Residents of homes outside the “hot zone,” where the most heavily damaged and threatened homes are located, were given permission to begin returning late Thursday evening. They were being allowed in on a staggered schedule based on address, city police Capt. Danelle Adams said.
Adams urged residents, however, to delay their return by a day or two to give utility crews and city workers time to restore water, sewer and gas service. “If you want to stay, that’s up to you,” Adams told residents.
But for residents of 48 homes, the news wasn’t so good.
The city tagged homes it said were destroyed or no long habitable. Residents would be allowed back to some of them to retrieve medicines and valuables on a case-by-case basis. Frank warned residents of the most heavily damaged homes, a dozen or more, that the wreckage was too dangerous for them to enter even for a few minutes.

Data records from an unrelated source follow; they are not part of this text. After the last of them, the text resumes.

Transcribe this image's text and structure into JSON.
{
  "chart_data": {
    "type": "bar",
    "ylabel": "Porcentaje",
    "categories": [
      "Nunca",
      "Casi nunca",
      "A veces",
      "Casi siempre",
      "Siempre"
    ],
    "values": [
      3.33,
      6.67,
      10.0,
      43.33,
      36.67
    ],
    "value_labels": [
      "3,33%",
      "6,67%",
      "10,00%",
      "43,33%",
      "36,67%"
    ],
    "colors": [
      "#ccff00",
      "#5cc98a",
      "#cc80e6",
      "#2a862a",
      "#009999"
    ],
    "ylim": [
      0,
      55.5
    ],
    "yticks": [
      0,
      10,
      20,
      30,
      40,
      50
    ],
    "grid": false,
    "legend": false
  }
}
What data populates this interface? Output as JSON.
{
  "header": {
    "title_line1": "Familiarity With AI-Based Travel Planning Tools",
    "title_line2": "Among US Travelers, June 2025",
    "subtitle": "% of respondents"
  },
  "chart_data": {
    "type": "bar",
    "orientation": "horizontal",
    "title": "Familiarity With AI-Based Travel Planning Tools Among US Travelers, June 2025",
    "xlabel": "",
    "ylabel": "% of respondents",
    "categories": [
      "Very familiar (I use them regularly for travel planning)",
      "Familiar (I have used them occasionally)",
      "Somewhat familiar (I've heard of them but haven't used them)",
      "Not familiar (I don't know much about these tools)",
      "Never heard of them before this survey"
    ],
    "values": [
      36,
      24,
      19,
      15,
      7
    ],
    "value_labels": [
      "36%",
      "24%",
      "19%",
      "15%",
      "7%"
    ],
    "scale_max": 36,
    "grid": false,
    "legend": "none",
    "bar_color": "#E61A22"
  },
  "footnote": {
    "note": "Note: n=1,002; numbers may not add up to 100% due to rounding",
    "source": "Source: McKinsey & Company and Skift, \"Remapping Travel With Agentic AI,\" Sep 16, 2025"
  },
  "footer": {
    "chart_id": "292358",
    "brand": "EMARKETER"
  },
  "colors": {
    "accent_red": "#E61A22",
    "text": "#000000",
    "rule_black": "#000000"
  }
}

To those residents, he said, “You’re not going to get in your houses for months.”
A few people managed to get to their homes before officials conducted a briefing at the City Hall. There, hundreds of evacuated people waiting for word about their homes jammed a meeting room and spilled out the doors and down the hall.
Lynda Sharp, 65, was allowed past police lines with her daughter Stacia Marin, of nearby Mission Viejo, for a few minutes. Her two-story home sits at the base of the slide area and was untouched. In front of her house, police cars, utility trucks and pieces of heavy earth-moving equipment idled noisily or moved slowly. “This is what we’ll live with for the next two years,” Marin said.